If you’d like to see the code, you can either look at the repo on GitHub, or if you’re on Chrome, press F12, go to the sources tab, and look in the /assets/ path for the actual JS code being run.
Points vs. Directions in Homogeneous space
There’s plenty of information online on how to transform vertices using the MVP matrix, but few go into detail on how you go about transforming direction vectors, such as normals.
If we were just using 3x3 matrices this wouldn’t be an issue, but 4x4 matrices give us the ability to translate vertices in space, doing ‘affine’ transformations rather than just linear. This is great for point vectors, but a direction vector should remain constant under translation.
We fix this by formulating point vectors and direction vectors slightly differently in homogeneous coordinate space. For both we take the x, y, and z components as usual, but we differ in the w components. For point vectors we set w=1, and for direction vectors we set w=0.
To understand this change let’s look at the general translation matrix application.
This super simple formulation means that point vectors (with w=1) get translated, and direction vectors (with w=0) are left unchanged.
The properties of a particular model are usually given per-vertex. Examples include the vertex itself, UV coordinates, and normals. During rasterisation these properties are interpolated across the surface of the triangle being rendered. A quick Google search of potential techniques returns barycentric coordinates as a promising candidate, however copying a common implementation will likely result in some very weird-looking textures…
This happens because the barycentric interpolation assumes that the triangle is in 2D, i.e. that all points on the triangle are at the same depth from the camera. However this is obviously not true, and it changes the code required by quite a bit. The maths is quite involved, so I recommend looking at this article here, and giving implementing it a go. It’s practically the only source I’ve found that even mentions perspective-correct interpolation, let alone giving instructions.
Clip, NDC, and Screen Space
Typically in a vertex shader you’ll multiple your vertices by some model-view-projection (MVP) matrix and be done with it. Your transformed vertices will shoot off down the pipe, and out into the fragment shader comes nice rasterised pixels. However if you try to do this yourself in software you’ll probably find your screen very blank.
The GPU actually fiddles with your vertices between the vertex and fragment shaders while you’re not looking. The reason it does this is because of the way that we do projective transformations.

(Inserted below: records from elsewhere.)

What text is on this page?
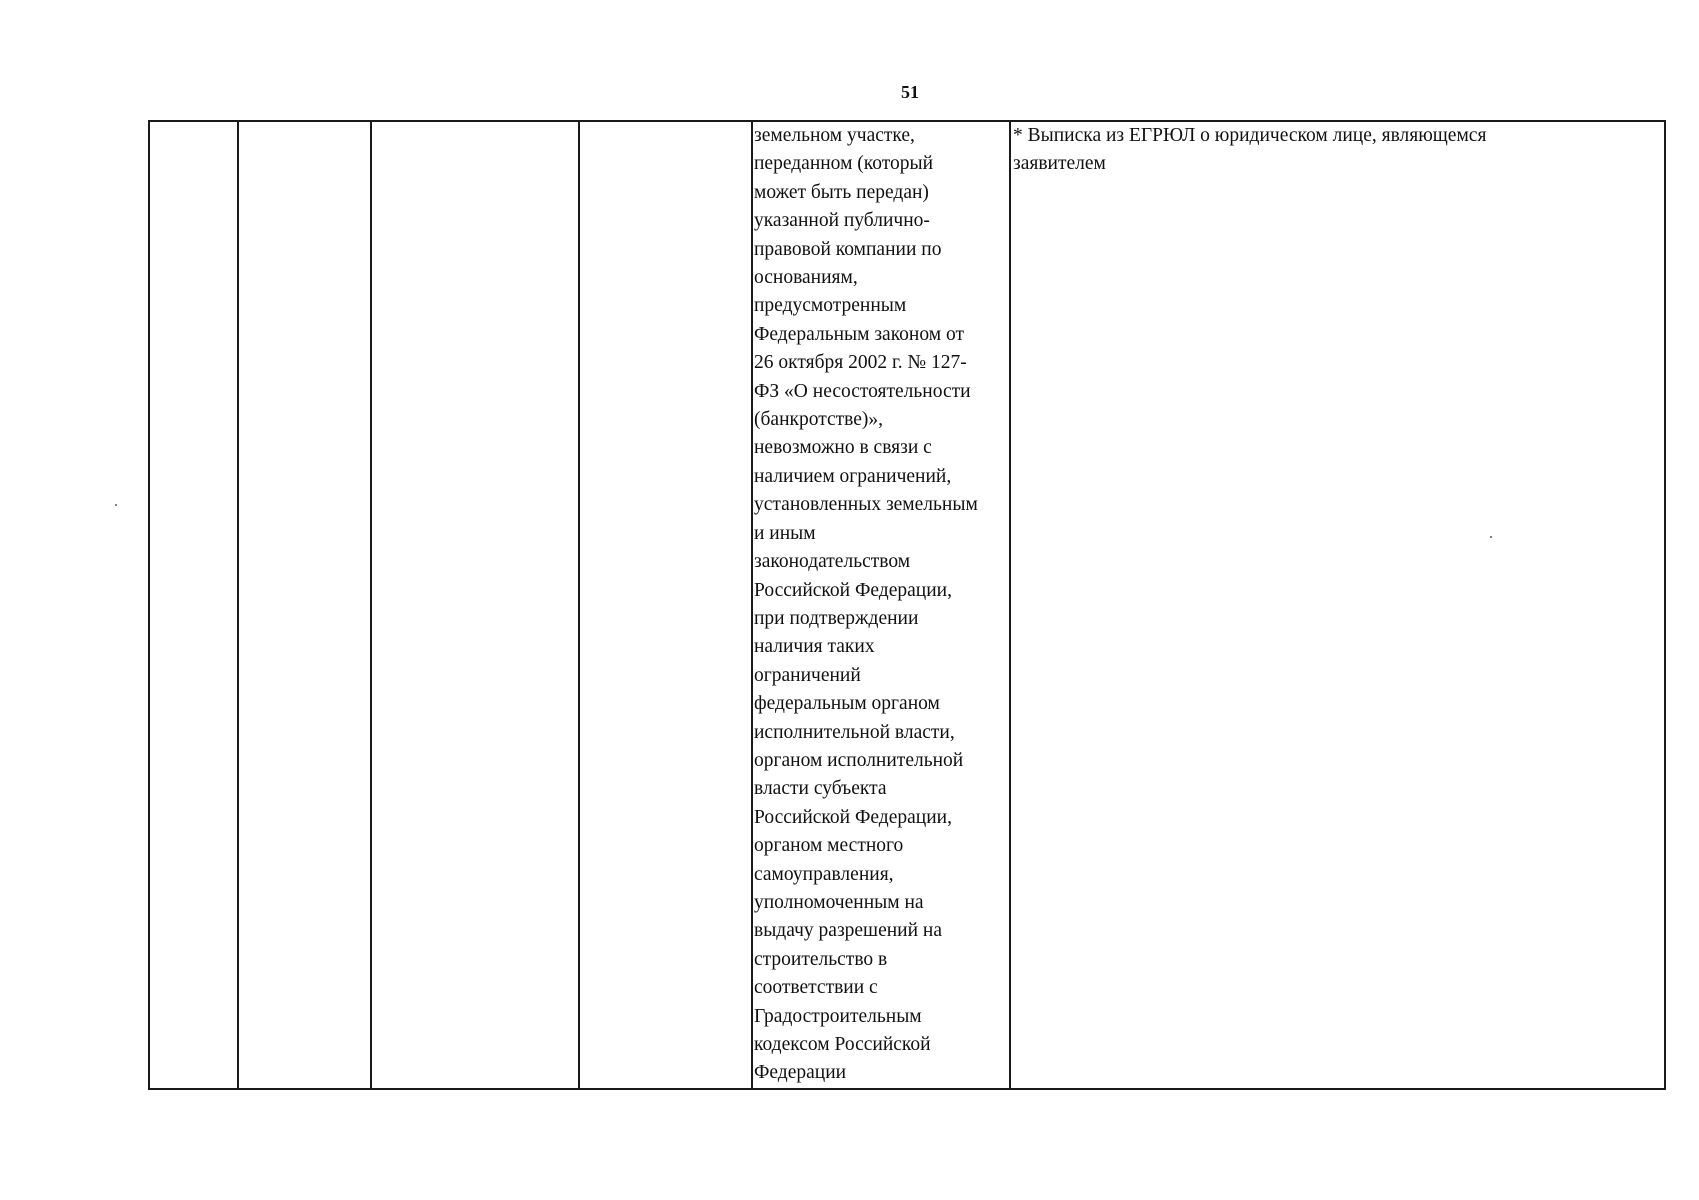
51
				земельном участке,
переданном (который
может быть передан)
указанной публично-
правовой компании по
основаниям,
предусмотренным
Федеральным законом от
26 октября 2002 г. № 127-
ФЗ «О несостоятельности
(банкротстве)»,
невозможно в связи с
наличием ограничений,
установленных земельным
и иным
законодательством
Российской Федерации,
при подтверждении
наличия таких
ограничений
федеральным органом
исполнительной власти,
органом исполнительной
власти субъекта
Российской Федерации,
органом местного
самоуправления,
уполномоченным на
выдачу разрешений на
строительство в
соответствии с
Градостроительным
кодексом Российской
Федерации	* Выписка из ЕГРЮЛ о юридическом лице, являющемся
заявителем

The issue here is the w component of the vector. We usually treat it as invariant that points in our space have a w component of 1, however if you do the computation of applying a projective matrix yourself, you’ll see that it can change w to something else. The way we then renormalise our vector is by dividing all of the components by w, which makes w=1, but more importantly does a non-linear transformation on the x, y, and z components. This is the fundamental reason we can do perspective projection.
This ‘perspective division’ is not done as part of the matrix multiplication, it is one of the hidden steps between the vertex and fragment shaders. One of the other hidden steps is necessitated by the fact that we’re currently restricting ourself to a cube extending from -1 to 1 in all axes. This is very nice for transformations and the like, but not very useful for rasterising fragments to put to the screen.
Converting our space to be the right dimensions for the screen is suprisingly easy. We just want to map the x axis from [-1, 1] to [0, screen_width] and the y axis from [-1, 1] to [0, screen_height].
We still need the depth (z component) in order to pass the z-test, so we can leave that component alone in the transformation.
Thus, we overall create a pipeline of transformations, each transitioning from one particular space to another.
The MVP matrix takes us from the model’s space to Clip space, with unnormalised homogeneous coordinates. Normalising these coordinates by perspective division takes us to Normalised-Device-Coordinate (NDC) space, and scaling to the dimensions of the screen takes us to Screen space, where rasterisation can finally occur.